Had a problem finding it via the search function, but you can put PH82590296 in the cart here: Grizzly.com® -- Add multiple items to your order and it'll pull it up


----------



## healeydays

I know this is an old link, but am bringing it back to life.  I am thinking about picking up one of these lathes but have a question.  

According to the manual the tailstock is setup for a MT2 taper, but the site says it's a MT1.

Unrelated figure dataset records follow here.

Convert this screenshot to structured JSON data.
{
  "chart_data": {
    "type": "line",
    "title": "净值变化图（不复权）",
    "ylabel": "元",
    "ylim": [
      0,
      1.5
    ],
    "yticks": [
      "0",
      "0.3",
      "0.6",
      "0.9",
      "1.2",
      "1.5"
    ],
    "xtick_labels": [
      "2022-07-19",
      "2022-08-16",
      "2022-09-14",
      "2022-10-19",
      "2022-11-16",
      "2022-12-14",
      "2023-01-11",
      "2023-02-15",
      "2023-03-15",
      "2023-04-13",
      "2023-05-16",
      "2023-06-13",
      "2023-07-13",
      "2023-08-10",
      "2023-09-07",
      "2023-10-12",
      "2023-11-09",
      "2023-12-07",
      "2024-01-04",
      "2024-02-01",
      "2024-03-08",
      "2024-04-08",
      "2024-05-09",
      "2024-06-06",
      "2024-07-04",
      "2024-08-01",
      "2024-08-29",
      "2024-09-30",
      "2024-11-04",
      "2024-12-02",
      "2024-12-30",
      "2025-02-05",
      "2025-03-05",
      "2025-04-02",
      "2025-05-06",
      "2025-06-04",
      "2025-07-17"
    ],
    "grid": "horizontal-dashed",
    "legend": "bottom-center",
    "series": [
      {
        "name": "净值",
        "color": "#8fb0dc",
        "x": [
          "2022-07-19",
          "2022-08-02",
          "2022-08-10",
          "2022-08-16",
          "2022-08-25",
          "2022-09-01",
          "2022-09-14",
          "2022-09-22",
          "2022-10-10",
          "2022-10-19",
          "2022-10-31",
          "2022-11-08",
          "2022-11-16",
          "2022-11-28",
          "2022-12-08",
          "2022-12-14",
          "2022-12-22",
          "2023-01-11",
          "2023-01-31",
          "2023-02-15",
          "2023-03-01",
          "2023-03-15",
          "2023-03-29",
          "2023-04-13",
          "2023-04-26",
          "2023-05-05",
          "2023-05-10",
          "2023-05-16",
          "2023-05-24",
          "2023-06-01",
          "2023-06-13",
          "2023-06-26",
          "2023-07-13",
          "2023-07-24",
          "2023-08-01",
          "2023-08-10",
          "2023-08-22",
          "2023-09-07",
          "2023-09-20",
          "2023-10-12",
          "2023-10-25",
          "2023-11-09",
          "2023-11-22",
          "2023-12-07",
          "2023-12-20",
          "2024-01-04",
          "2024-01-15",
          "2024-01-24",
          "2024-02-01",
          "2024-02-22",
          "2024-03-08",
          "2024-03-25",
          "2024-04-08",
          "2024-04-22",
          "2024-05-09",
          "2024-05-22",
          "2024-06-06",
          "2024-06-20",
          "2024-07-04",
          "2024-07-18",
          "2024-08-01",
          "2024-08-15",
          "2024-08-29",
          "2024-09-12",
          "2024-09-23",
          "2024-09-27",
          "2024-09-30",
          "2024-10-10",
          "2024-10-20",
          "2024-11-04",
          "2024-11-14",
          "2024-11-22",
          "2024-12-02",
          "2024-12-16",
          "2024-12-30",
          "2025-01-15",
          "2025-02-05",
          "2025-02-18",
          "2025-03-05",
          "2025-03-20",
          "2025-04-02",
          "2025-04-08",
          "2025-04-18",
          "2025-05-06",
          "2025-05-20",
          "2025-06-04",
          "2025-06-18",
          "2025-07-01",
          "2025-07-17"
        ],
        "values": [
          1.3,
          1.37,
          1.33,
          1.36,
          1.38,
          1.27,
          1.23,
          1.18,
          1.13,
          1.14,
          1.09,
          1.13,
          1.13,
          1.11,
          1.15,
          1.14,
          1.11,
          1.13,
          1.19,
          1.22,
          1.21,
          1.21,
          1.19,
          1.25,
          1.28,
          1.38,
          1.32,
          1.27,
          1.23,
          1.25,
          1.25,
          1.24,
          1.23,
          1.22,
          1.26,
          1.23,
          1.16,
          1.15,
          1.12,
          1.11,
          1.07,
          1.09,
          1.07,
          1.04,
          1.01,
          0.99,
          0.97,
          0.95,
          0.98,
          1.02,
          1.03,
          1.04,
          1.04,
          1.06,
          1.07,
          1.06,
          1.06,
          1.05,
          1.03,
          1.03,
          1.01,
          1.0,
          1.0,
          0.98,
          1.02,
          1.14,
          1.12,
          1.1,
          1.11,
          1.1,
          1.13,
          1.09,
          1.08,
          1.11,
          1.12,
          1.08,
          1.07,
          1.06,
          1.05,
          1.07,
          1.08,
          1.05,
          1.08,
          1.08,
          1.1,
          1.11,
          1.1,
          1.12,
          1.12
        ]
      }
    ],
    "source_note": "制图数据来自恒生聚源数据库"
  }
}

Can someone who has used one tell me which is true?


----------



## Ehunt

healeydays said:


> I know this is an old link, but am bringing it back to life.  I am thinking about picking up one of these lathes but have a question.
> 
> According to the manual the tailstock is setup for a MT2 taper, but the site says it's a MT1.
> 
> Can someone who has used one tell me which is true?



That's a misprint on the web site, tailstock is MT2


----------



## Trickrick

*Love mine!*

I've had my harbor freight lather for about 3 months and LOVE it!
Wasn't sure if I would get into turning so I didn't drop a huge wad of loot.
I have only turned pens so far, but am very happy with it.
You can get a replacement belt from a NAPA store.....sorry, I don't know the number off hand, but its a regular type automotive serpentine belt


----------



## SAWDUST 101

If you buy from Harbor Freight, be sure to use the 20% off coupon in most Sundays papers. You can save big bucks.

Don


----------



## healeydays

Thanks anyways guys, picked up a Jet 1014


----------